For non-quant students, do steps 2-3 using “1y 3xs interaction.txt”.
Model misspecification
LRT is able to detect model misspecification of h0 model only when:
- h1 model is correctly specified,
- h0 is nested in h1.
There are basically three types of model misspecifications.
- Parameter-level misspecification
- non-existing parameter being estimated freely: h0 model has superfluous parameter of which the population value is 0 (e.g. true model is m3 but fit model is m2);
- existing non-zero parameter being fixed (usually at 0): h0 model lacks parameter of which the population value is non-zero (e.g. true model is m2 but fit model is m3).
For the first type of parameter-level misspecification, LRT shall endorse the h0 model with superfluous parameters by generating a p-value > 0.05, because 0 is within the parameter space of h0 when freely estimated. In this case, if we continued to fix superfluous parameter at 0 to obtain a new smaller h0 model, then LRT shall endorse this new h0 model without superfluous parameter as well.

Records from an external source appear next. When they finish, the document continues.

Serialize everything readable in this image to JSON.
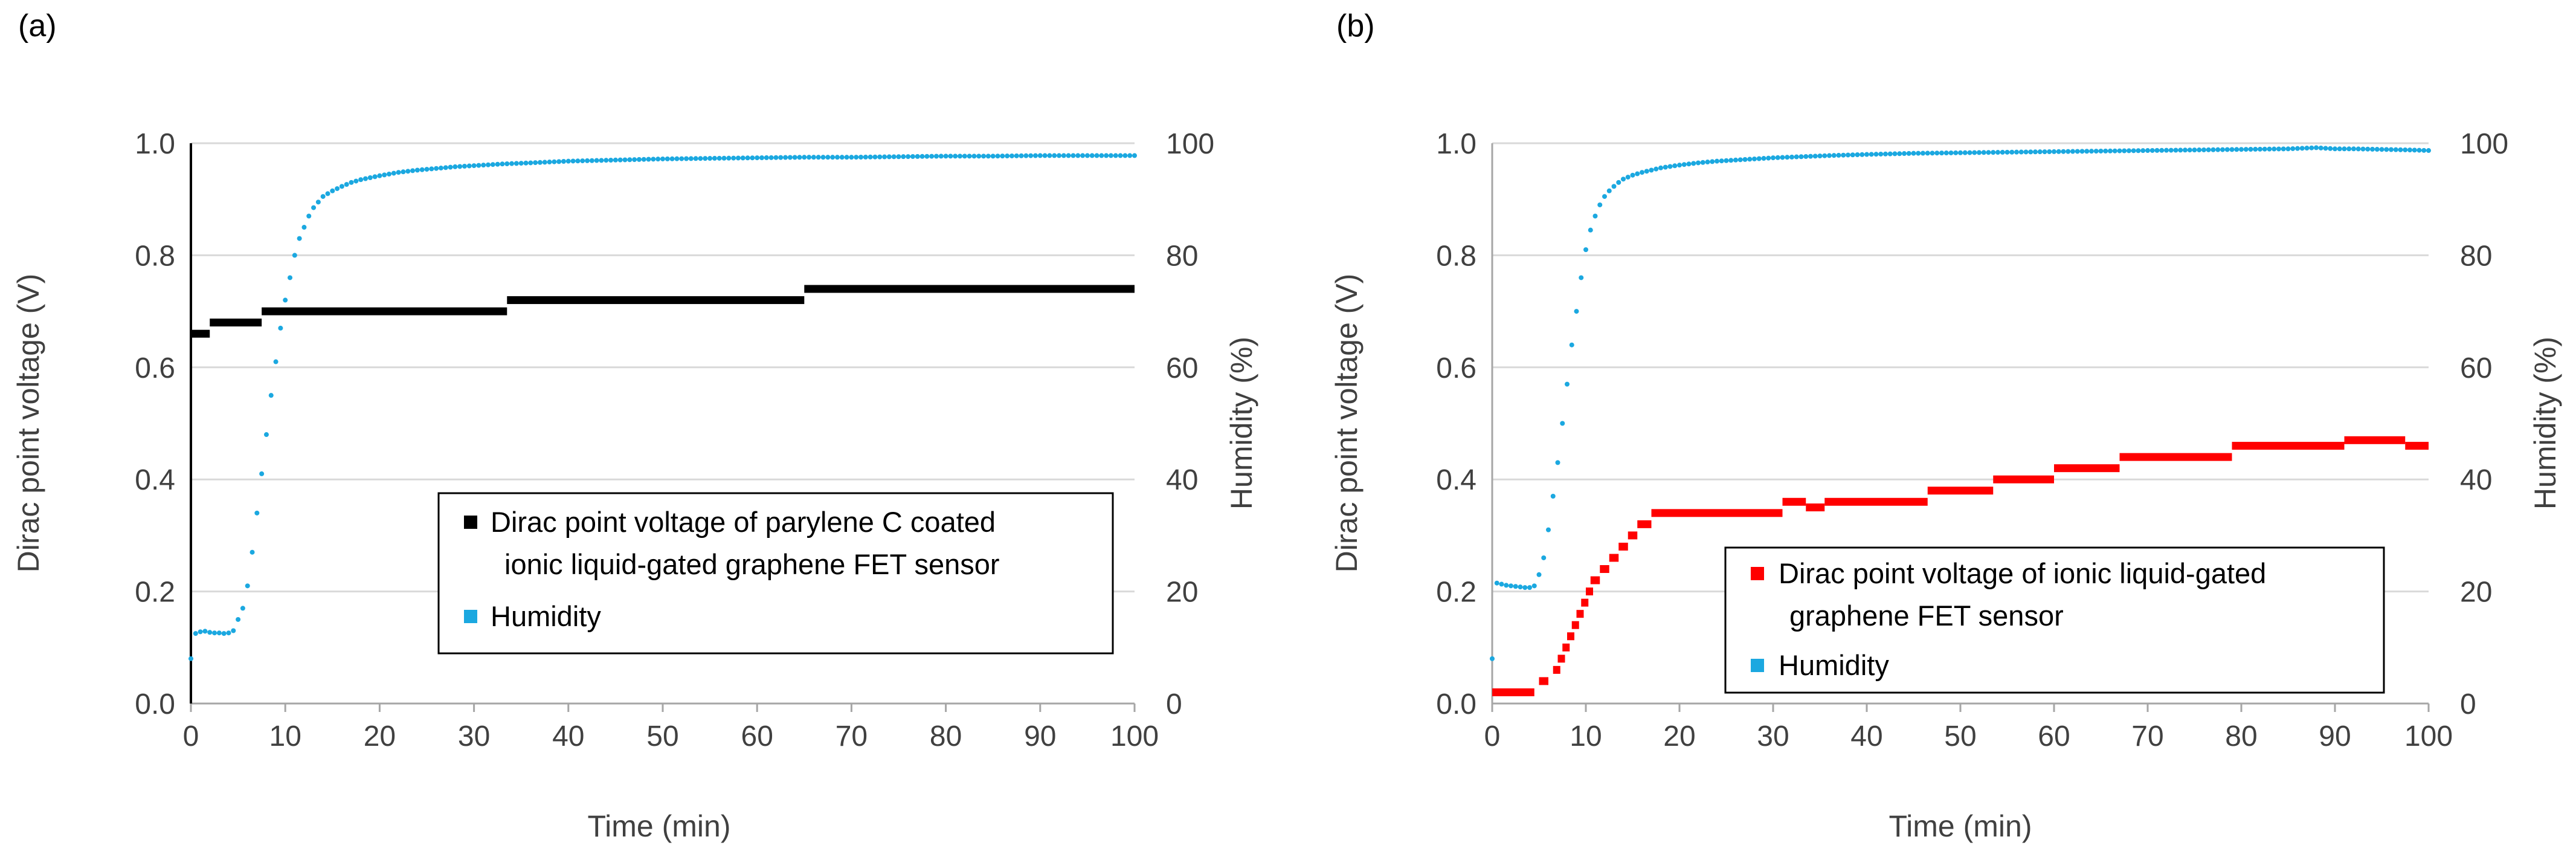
{
  "colors": {
    "humidity": "#1BA8E0",
    "dirac_a": "#000000",
    "dirac_b": "#FF0000",
    "grid": "#D9D9D9",
    "axis": "#A6A6A6"
  },
  "chart_data": [
    {
      "panel": "(a)",
      "type": "scatter",
      "xlabel": "Time (min)",
      "ylabel": "Dirac point voltage  (V)",
      "y2label": "Humidity (%)",
      "xlim": [
        0,
        100
      ],
      "ylim": [
        0,
        1.0
      ],
      "y2lim": [
        0,
        100
      ],
      "xticks": [
        "0",
        "10",
        "20",
        "30",
        "40",
        "50",
        "60",
        "70",
        "80",
        "90",
        "100"
      ],
      "yticks": [
        "0.0",
        "0.2",
        "0.4",
        "0.6",
        "0.8",
        "1.0"
      ],
      "y2ticks": [
        "0",
        "20",
        "40",
        "60",
        "80",
        "100"
      ],
      "grid": true,
      "legend_position": "bottom-right",
      "legend": {
        "dirac_line1": "Dirac point voltage of parylene C coated",
        "dirac_line2": "ionic liquid-gated graphene FET sensor",
        "humidity": "Humidity"
      },
      "series": [
        {
          "name": "Dirac point voltage of parylene C coated ionic liquid-gated graphene FET sensor",
          "axis": "left",
          "color": "#000000",
          "marker": "square",
          "segments": [
            {
              "x_start": 0,
              "x_end": 2,
              "y": 0.66
            },
            {
              "x_start": 2,
              "x_end": 7.5,
              "y": 0.68
            },
            {
              "x_start": 7.5,
              "x_end": 33.5,
              "y": 0.7
            },
            {
              "x_start": 33.5,
              "x_end": 65,
              "y": 0.72
            },
            {
              "x_start": 65,
              "x_end": 100,
              "y": 0.74
            }
          ]
        },
        {
          "name": "Humidity",
          "axis": "right",
          "color": "#1BA8E0",
          "marker": "dot",
          "x": [
            0,
            0.5,
            1,
            1.5,
            2,
            2.5,
            3,
            3.5,
            4,
            4.5,
            5,
            5.5,
            6,
            6.5,
            7,
            7.5,
            8,
            8.5,
            9,
            9.5,
            10,
            10.5,
            11,
            11.5,
            12,
            12.5,
            13,
            13.5,
            14,
            15,
            16,
            17,
            18,
            20,
            22,
            24,
            26,
            28,
            30,
            33,
            36,
            40,
            45,
            50,
            55,
            60,
            65,
            70,
            75,
            80,
            85,
            90,
            95,
            100
          ],
          "y": [
            8,
            12.5,
            12.8,
            12.9,
            12.7,
            12.6,
            12.6,
            12.5,
            12.6,
            13,
            15,
            17,
            21,
            27,
            34,
            41,
            48,
            55,
            61,
            67,
            72,
            76,
            80,
            83,
            85,
            87,
            88.5,
            89.5,
            90.5,
            91.5,
            92.3,
            93,
            93.5,
            94.2,
            94.8,
            95.2,
            95.5,
            95.8,
            96,
            96.3,
            96.5,
            96.8,
            97,
            97.2,
            97.3,
            97.4,
            97.5,
            97.5,
            97.6,
            97.7,
            97.7,
            97.8,
            97.8,
            97.8
          ]
        }
      ]
    },
    {
      "panel": "(b)",
      "type": "scatter",
      "xlabel": "Time (min)",
      "ylabel": "Dirac point voltage  (V)",
      "y2label": "Humidity (%)",
      "xlim": [
        0,
        100
      ],
      "ylim": [
        0,
        1.0
      ],
      "y2lim": [
        0,
        100
      ],
      "xticks": [
        "0",
        "10",
        "20",
        "30",
        "40",
        "50",
        "60",
        "70",
        "80",
        "90",
        "100"
      ],
      "yticks": [
        "0.0",
        "0.2",
        "0.4",
        "0.6",
        "0.8",
        "1.0"
      ],
      "y2ticks": [
        "0",
        "20",
        "40",
        "60",
        "80",
        "100"
      ],
      "grid": true,
      "legend_position": "bottom-left",
      "legend": {
        "dirac_line1": "Dirac point voltage of ionic liquid-gated",
        "dirac_line2": "graphene FET sensor",
        "humidity": "Humidity"
      },
      "series": [
        {
          "name": "Dirac point voltage of ionic liquid-gated graphene FET sensor",
          "axis": "left",
          "color": "#FF0000",
          "marker": "square",
          "segments": [
            {
              "x_start": 0,
              "x_end": 4.5,
              "y": 0.02
            },
            {
              "x_start": 5,
              "x_end": 6,
              "y": 0.04
            },
            {
              "x_start": 6.5,
              "x_end": 7,
              "y": 0.06
            },
            {
              "x_start": 7,
              "x_end": 7.5,
              "y": 0.08
            },
            {
              "x_start": 7.5,
              "x_end": 8,
              "y": 0.1
            },
            {
              "x_start": 8,
              "x_end": 8.5,
              "y": 0.12
            },
            {
              "x_start": 8.5,
              "x_end": 9,
              "y": 0.14
            },
            {
              "x_start": 9,
              "x_end": 9.5,
              "y": 0.16
            },
            {
              "x_start": 9.5,
              "x_end": 10,
              "y": 0.18
            },
            {
              "x_start": 10,
              "x_end": 10.5,
              "y": 0.2
            },
            {
              "x_start": 10.5,
              "x_end": 11.5,
              "y": 0.22
            },
            {
              "x_start": 11.5,
              "x_end": 12.5,
              "y": 0.24
            },
            {
              "x_start": 12.5,
              "x_end": 13.5,
              "y": 0.26
            },
            {
              "x_start": 13.5,
              "x_end": 14.5,
              "y": 0.28
            },
            {
              "x_start": 14.5,
              "x_end": 15.5,
              "y": 0.3
            },
            {
              "x_start": 15.5,
              "x_end": 17,
              "y": 0.32
            },
            {
              "x_start": 17,
              "x_end": 31,
              "y": 0.34
            },
            {
              "x_start": 31,
              "x_end": 33.5,
              "y": 0.36
            },
            {
              "x_start": 33.5,
              "x_end": 35.5,
              "y": 0.35
            },
            {
              "x_start": 35.5,
              "x_end": 46.5,
              "y": 0.36
            },
            {
              "x_start": 46.5,
              "x_end": 53.5,
              "y": 0.38
            },
            {
              "x_start": 53.5,
              "x_end": 60,
              "y": 0.4
            },
            {
              "x_start": 60,
              "x_end": 67,
              "y": 0.42
            },
            {
              "x_start": 67,
              "x_end": 79,
              "y": 0.44
            },
            {
              "x_start": 79,
              "x_end": 91,
              "y": 0.46
            },
            {
              "x_start": 91,
              "x_end": 97.5,
              "y": 0.47
            },
            {
              "x_start": 97.5,
              "x_end": 100,
              "y": 0.46
            }
          ]
        },
        {
          "name": "Humidity",
          "axis": "right",
          "color": "#1BA8E0",
          "marker": "dot",
          "x": [
            0,
            0.5,
            1,
            1.5,
            2,
            2.5,
            3,
            3.5,
            4,
            4.5,
            5,
            5.5,
            6,
            6.5,
            7,
            7.5,
            8,
            8.5,
            9,
            9.5,
            10,
            10.5,
            11,
            11.5,
            12,
            12.5,
            13,
            13.5,
            14,
            15,
            16,
            17,
            18,
            20,
            22,
            24,
            26,
            28,
            30,
            33,
            36,
            40,
            45,
            50,
            55,
            60,
            65,
            70,
            75,
            80,
            85,
            88,
            90,
            92,
            95,
            98,
            100
          ],
          "y": [
            8,
            21.5,
            21.3,
            21.1,
            21,
            20.9,
            20.8,
            20.7,
            20.7,
            21,
            23,
            26,
            31,
            37,
            43,
            50,
            57,
            64,
            70,
            76,
            81,
            84.5,
            87,
            89,
            90.5,
            91.5,
            92.3,
            93,
            93.6,
            94.3,
            94.8,
            95.2,
            95.6,
            96.1,
            96.5,
            96.8,
            97,
            97.2,
            97.4,
            97.6,
            97.8,
            98,
            98.2,
            98.3,
            98.4,
            98.5,
            98.6,
            98.7,
            98.8,
            98.9,
            99,
            99.2,
            99,
            99,
            98.9,
            98.8,
            98.7
          ]
        }
      ]
    }
  ]
}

For the second type of parameter-level misspecification, LRT shall reject the h0 model by generating a p-value < 0.05, because when fixing an existing parameter at 0, the parameter space of this specific parameter is 0 and does not include the true value (non-zero), h0 is false.
- Function-level misspecification:
The regression relationship between two variables is not linear, but a linear regression is used to fit the data. \[\begin{align*}
\text{True model: }y=f(x)&=\beta_0+\beta_1x^2,\\
\text{Fitting model: }y&=\beta_0+\beta_1x.
\end{align*}\]
Function-level misspecification usually leads to non-nest models and is beyond the capability of LRT. Because normally we fit linear model to data, h0 and h1 model shall all be linear. Thus there will be model misspecification in both h0 and h1 models, the asymptotic distribution of LRT test statistic will be violated.

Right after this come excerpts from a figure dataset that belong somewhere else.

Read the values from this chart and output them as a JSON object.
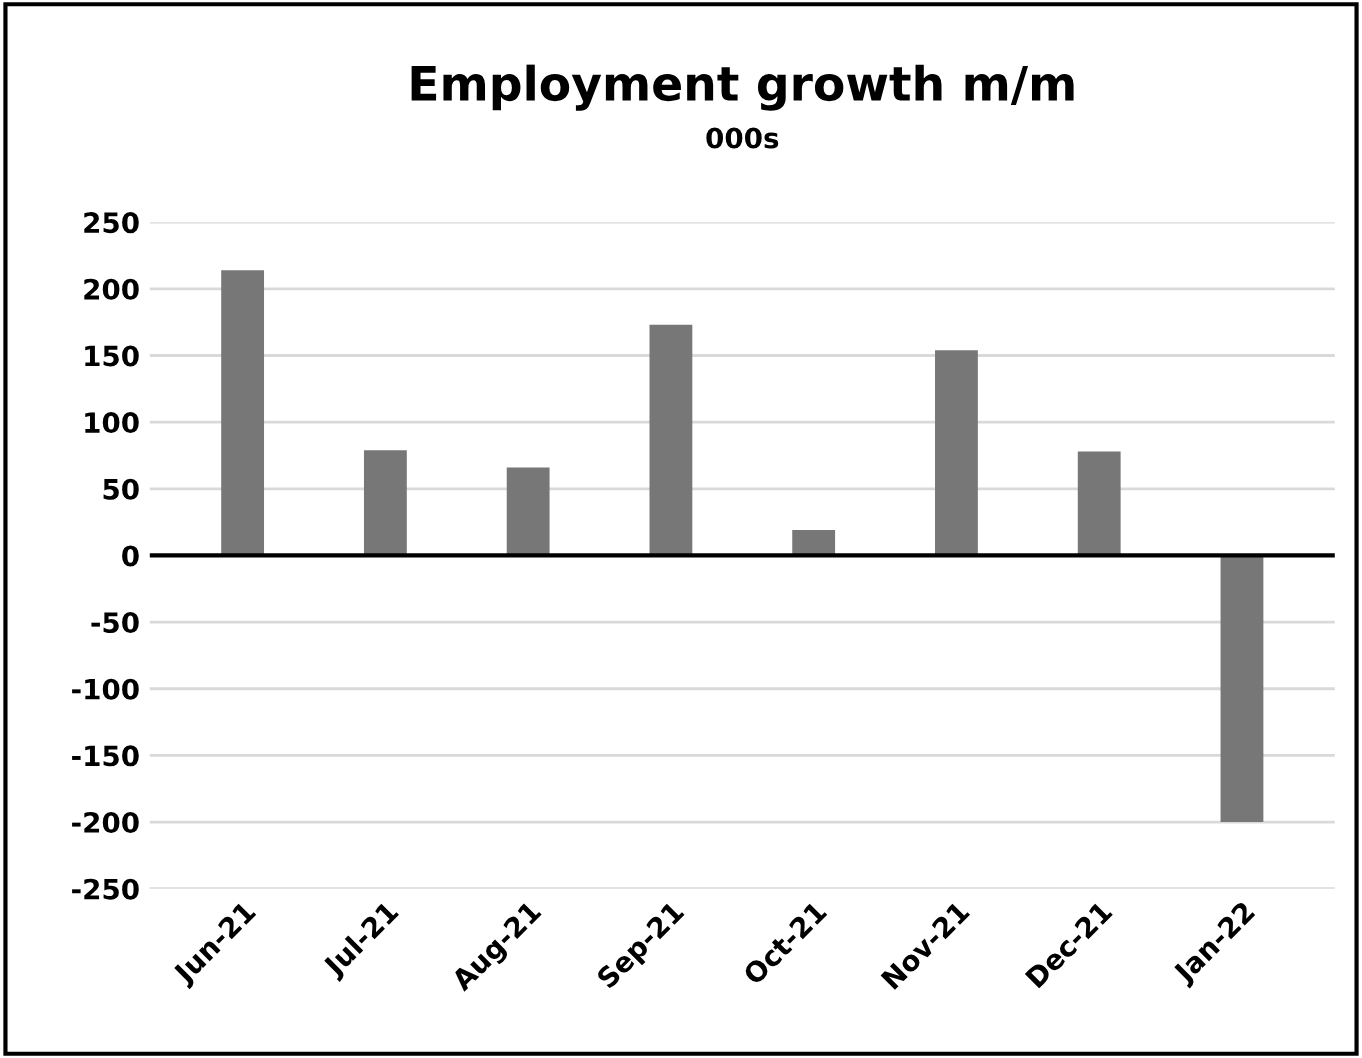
{
  "chart_data": {
    "type": "bar",
    "title": "Employment growth m/m",
    "subtitle": "000s",
    "categories": [
      "Jun-21",
      "Jul-21",
      "Aug-21",
      "Sep-21",
      "Oct-21",
      "Nov-21",
      "Dec-21",
      "Jan-22"
    ],
    "values": [
      214,
      79,
      66,
      173,
      19,
      154,
      78,
      -200
    ],
    "color": "#777777",
    "ylim": [
      -250,
      250
    ],
    "yticks": [
      -250,
      -200,
      -150,
      -100,
      -50,
      0,
      50,
      100,
      150,
      200,
      250
    ],
    "grid": "y",
    "legend": false
  }
}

- Distribution-level misspecification
In general, if we use maximum likelihood, we assume to have normally distributed data. However, this distributional assumption may not be hold in real data. If violated, even if we fit the true model using normal-based ML, we shall still have biased parameter estimation. Therefore distribution-level misspecification is always beyond LRT.